Zur Jahrtausendwende setzte Huf neue Standards für komfortables und sicheres Einsteigen sowie den Motorstart. Fahrer und Fahrerin profitierten von der Mechatronik im Key Fob, der als kleine Schaltzentrale die weiteren Systeme im Hintergrund unmerklich regelte. Huf nannte dieses Universum an Funktionen „Passive Entry and Passive Start“ oder kurz PEPS. Autokäufer lernten den enormen Mehrwert dieses Systems unter klangvollen Produktbezeichnungen wie Keyless-Go (Mercedes) oder Comfort Access (BMW) kennen und schätzen.

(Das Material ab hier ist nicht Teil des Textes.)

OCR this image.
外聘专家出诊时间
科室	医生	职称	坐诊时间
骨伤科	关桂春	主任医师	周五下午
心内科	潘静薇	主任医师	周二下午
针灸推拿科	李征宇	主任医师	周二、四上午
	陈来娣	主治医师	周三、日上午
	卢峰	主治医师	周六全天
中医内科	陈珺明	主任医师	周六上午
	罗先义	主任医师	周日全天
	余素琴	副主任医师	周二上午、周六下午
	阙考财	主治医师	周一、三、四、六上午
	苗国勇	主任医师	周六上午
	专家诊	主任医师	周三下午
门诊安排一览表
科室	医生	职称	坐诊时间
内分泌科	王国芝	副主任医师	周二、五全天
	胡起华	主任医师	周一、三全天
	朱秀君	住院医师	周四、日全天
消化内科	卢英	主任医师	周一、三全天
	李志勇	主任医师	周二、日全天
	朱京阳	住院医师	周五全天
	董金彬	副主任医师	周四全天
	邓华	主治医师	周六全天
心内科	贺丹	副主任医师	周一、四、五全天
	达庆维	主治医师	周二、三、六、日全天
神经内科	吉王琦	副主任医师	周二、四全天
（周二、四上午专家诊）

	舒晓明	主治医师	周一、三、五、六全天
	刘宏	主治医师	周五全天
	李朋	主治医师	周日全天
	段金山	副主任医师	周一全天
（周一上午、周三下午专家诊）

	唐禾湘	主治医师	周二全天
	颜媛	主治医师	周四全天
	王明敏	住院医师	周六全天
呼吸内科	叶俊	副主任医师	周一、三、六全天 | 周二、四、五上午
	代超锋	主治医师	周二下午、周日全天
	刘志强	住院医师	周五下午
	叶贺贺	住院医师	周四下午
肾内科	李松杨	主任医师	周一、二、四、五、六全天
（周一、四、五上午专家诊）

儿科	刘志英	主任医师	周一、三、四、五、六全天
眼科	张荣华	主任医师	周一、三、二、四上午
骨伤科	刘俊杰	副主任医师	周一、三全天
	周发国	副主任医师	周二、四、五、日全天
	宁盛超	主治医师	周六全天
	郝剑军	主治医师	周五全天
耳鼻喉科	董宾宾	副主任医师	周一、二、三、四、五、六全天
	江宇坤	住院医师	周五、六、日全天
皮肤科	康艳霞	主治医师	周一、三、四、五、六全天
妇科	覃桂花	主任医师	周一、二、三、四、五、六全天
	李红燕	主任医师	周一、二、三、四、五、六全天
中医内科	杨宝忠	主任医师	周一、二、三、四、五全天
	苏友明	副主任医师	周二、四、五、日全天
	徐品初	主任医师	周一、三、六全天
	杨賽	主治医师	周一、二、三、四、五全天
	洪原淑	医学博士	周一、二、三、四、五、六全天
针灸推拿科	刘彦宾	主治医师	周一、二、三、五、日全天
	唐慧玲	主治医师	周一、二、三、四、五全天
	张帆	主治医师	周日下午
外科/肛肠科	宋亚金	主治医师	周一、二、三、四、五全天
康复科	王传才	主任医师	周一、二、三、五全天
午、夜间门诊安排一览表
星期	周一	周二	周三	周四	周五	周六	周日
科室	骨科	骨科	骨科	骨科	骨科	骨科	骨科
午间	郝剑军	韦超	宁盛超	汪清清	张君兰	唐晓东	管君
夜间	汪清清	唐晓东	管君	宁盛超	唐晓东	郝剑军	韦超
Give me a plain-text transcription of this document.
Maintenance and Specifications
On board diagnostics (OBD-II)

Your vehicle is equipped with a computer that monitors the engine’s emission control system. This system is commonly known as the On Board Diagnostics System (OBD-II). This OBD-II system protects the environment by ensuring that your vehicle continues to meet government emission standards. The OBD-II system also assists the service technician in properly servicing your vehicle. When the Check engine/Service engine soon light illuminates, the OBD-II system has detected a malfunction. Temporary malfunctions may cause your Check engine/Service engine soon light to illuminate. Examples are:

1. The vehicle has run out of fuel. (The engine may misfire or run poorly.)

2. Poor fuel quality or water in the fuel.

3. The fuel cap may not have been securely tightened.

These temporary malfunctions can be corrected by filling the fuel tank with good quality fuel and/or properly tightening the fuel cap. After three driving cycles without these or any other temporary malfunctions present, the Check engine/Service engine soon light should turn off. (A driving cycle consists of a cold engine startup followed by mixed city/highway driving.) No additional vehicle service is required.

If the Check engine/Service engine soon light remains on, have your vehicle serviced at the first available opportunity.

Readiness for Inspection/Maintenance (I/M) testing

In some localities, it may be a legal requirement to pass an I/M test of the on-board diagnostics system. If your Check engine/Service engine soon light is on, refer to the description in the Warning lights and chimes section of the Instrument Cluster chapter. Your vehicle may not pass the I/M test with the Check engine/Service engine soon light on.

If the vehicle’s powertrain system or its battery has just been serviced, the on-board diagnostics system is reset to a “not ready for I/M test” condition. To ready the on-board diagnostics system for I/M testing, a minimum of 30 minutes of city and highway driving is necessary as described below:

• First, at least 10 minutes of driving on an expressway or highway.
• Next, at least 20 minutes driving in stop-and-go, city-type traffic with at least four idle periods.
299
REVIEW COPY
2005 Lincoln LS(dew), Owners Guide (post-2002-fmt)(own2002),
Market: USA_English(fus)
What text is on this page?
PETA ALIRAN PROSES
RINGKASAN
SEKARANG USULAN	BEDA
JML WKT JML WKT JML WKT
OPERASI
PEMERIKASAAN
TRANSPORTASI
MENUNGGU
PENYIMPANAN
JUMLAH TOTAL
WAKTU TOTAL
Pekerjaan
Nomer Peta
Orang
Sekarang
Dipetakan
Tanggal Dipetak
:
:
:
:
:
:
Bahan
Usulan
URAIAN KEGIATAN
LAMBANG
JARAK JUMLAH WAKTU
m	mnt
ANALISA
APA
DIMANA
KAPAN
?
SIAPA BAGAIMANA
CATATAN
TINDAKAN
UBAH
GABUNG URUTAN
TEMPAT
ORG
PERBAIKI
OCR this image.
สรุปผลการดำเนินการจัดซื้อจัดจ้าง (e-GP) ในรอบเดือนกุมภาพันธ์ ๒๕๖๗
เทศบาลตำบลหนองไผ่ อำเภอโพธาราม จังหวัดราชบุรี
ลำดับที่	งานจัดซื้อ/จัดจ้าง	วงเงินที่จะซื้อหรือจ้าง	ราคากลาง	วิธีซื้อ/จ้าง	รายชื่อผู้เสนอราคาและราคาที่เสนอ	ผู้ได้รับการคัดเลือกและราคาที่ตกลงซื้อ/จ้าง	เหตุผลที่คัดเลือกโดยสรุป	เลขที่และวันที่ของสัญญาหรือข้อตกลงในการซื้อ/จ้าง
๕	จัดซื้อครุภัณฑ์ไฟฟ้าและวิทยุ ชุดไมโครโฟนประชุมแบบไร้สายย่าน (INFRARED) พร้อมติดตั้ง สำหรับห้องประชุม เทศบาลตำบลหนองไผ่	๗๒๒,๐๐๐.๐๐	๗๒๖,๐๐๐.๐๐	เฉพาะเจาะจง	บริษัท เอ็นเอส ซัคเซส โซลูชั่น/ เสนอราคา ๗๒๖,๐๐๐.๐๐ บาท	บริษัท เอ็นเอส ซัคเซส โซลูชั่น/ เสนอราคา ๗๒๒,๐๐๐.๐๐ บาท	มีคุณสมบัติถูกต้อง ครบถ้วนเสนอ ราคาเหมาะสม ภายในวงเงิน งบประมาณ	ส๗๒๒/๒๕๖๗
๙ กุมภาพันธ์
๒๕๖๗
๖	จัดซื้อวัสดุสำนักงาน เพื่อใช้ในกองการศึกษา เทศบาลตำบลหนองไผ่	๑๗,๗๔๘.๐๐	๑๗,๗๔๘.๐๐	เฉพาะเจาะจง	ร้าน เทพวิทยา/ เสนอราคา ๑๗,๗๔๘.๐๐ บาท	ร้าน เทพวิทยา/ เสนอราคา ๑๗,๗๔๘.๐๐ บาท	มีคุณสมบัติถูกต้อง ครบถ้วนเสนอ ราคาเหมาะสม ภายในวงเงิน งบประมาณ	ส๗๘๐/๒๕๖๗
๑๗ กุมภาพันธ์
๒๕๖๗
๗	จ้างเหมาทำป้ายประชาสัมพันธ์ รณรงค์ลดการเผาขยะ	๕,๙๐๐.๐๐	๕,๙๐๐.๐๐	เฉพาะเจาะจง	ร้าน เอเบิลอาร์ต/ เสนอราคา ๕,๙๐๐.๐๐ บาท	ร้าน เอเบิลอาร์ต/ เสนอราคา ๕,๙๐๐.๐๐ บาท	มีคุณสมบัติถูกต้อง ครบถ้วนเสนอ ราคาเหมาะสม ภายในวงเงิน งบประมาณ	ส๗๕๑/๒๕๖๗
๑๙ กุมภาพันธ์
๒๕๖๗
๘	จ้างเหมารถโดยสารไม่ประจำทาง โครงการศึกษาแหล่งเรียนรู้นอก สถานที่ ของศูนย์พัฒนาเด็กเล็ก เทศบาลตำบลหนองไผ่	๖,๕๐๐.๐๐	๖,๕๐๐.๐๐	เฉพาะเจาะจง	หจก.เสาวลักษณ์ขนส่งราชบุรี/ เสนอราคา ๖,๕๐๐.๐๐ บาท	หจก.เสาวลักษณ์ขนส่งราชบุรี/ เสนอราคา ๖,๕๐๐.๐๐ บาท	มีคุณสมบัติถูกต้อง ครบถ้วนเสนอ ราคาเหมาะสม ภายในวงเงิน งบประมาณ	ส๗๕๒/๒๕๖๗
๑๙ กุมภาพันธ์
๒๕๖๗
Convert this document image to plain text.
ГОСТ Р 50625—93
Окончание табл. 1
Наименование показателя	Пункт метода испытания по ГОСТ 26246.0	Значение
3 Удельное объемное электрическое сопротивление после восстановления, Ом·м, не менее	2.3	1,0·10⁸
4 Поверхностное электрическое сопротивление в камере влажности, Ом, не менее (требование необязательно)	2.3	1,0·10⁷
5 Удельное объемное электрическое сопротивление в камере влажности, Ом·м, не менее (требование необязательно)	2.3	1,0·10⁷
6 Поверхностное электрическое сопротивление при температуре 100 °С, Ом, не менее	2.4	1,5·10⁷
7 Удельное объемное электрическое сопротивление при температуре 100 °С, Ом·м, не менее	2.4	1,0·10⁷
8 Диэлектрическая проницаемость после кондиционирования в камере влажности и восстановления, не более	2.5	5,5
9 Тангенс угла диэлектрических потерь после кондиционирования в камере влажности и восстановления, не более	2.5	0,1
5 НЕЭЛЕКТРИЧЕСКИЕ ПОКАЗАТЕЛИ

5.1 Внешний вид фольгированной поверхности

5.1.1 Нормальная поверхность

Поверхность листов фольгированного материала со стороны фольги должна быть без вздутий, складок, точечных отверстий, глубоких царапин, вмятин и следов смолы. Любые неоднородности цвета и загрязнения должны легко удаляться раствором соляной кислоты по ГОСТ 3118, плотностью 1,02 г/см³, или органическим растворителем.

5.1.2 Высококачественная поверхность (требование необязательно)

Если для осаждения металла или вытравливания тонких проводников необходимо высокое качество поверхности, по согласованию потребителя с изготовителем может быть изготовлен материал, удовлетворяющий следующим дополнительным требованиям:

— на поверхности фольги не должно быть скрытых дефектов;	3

Was zu Beginn des Jahrtausends in der Oberklasse begann, findet sich heute in unterschiedlichem Umfang in jedem Kleinwagen wieder – nicht zuletzt dank des Erfindungsreichtums der Huf-Entwickler. Egal ob Luxuslimousine oder City-Flitzer: Auf das Zusammenspiel von mechanischen und elektronischen Lösungen kommt es an, um das Fahrzeug noch zuverlässiger vor Einbruch und Diebstahl zu schützen und zugleich der Komfort zur erhöhen.

Huf wins series for UWB based Phone as a Key for cars

Hohe Ortungsgenauigkeit, kontaktloser Fahrzeugzugang und digitale Schlüsselverwaltung mit dem Smartphone – Phone as a Key von Huf bietet zahlreiche Vorteile für die Mobilität der Zukunft.

Entladene Autobatterie

In einer Notsituation hilft Smart Emergency Access von Huf weiter: Hat das Hauptsteuergerät einen Unfall erkannt, schickt es ein Signal an Smart Emergency Access, das den Zugang zu einer auffälligen Zuglasche und den Kraftschluss zum Türschloss freigibt.

Huf Light Touch Emblem for smart access to car frunk for electric vehicles

Innovation made by Huf: Hinter dem Light Touch Emblem des jeweiligen Automobilherstellers verbergen sich neue Funktionen wie individuelle Lichteffekte, die die Annäherung des Nutzers an das Fahrzeug orchestrieren und so die Nutzerführung orchestrieren.

Sicherer Zugang und Schutz kombiniert mit attraktiver Haptik und hoher Funktionalität: Das bietet Huf den Autoherstellern seit mehr als 100 Jahren. Heute ist Huf weltweiter Marktführer für Türaußengriffe und Schließgarnituren und bietet vernetzte Fahrzeugzugangs- und -Autorisierungssysteme an.

Was 1920 mit einem hochwertigen mechanischen Automobilschloss begann, setzt Huf heute in der digitalen Welt fort. Mit den UWB-basierten Phone as a Key-Lösungen von Huf können digitale Zugangsberechtigungen bequem per Smartphone vergeben und Fahrzeugfunktionen gesteuert werden. Die vielen Vorteile von Phone as a Key haben auch einen namhaften europäischen Automobilhersteller überzeugt: Er stattet die Modelle seiner globalen Marken ab 2025 mit dem digitalen Schlüsselsystem von Huf aus. Damit gehört Huf zu den ersten Zulieferern, die mit einem UWB-basierten Phone as a Key in Serie gehen.

Mit Innovationsgeist und fortschrittlichem technischem Know-how setzt Huf regelmäßig neue Maßstäbe bei sicheren Fahrzeugzugangs- und Autorisierungssystemen. Jüngste Beispiele: Das clevere Notzugangssystem Smart Emergency Access sowie das patentierte Light Touch Emblem.

Digitalisierung, Elektromobilität und autonome Mobilität – Huf begleitet die Automobilindustrie auch bei neuesten Trends mit innovativen Systemen für einen sicheren und komfortablen Fahrzeugzugang. An dieser Maxime hält der Automobilzulieferer seit mehr als 100 Jahren fest.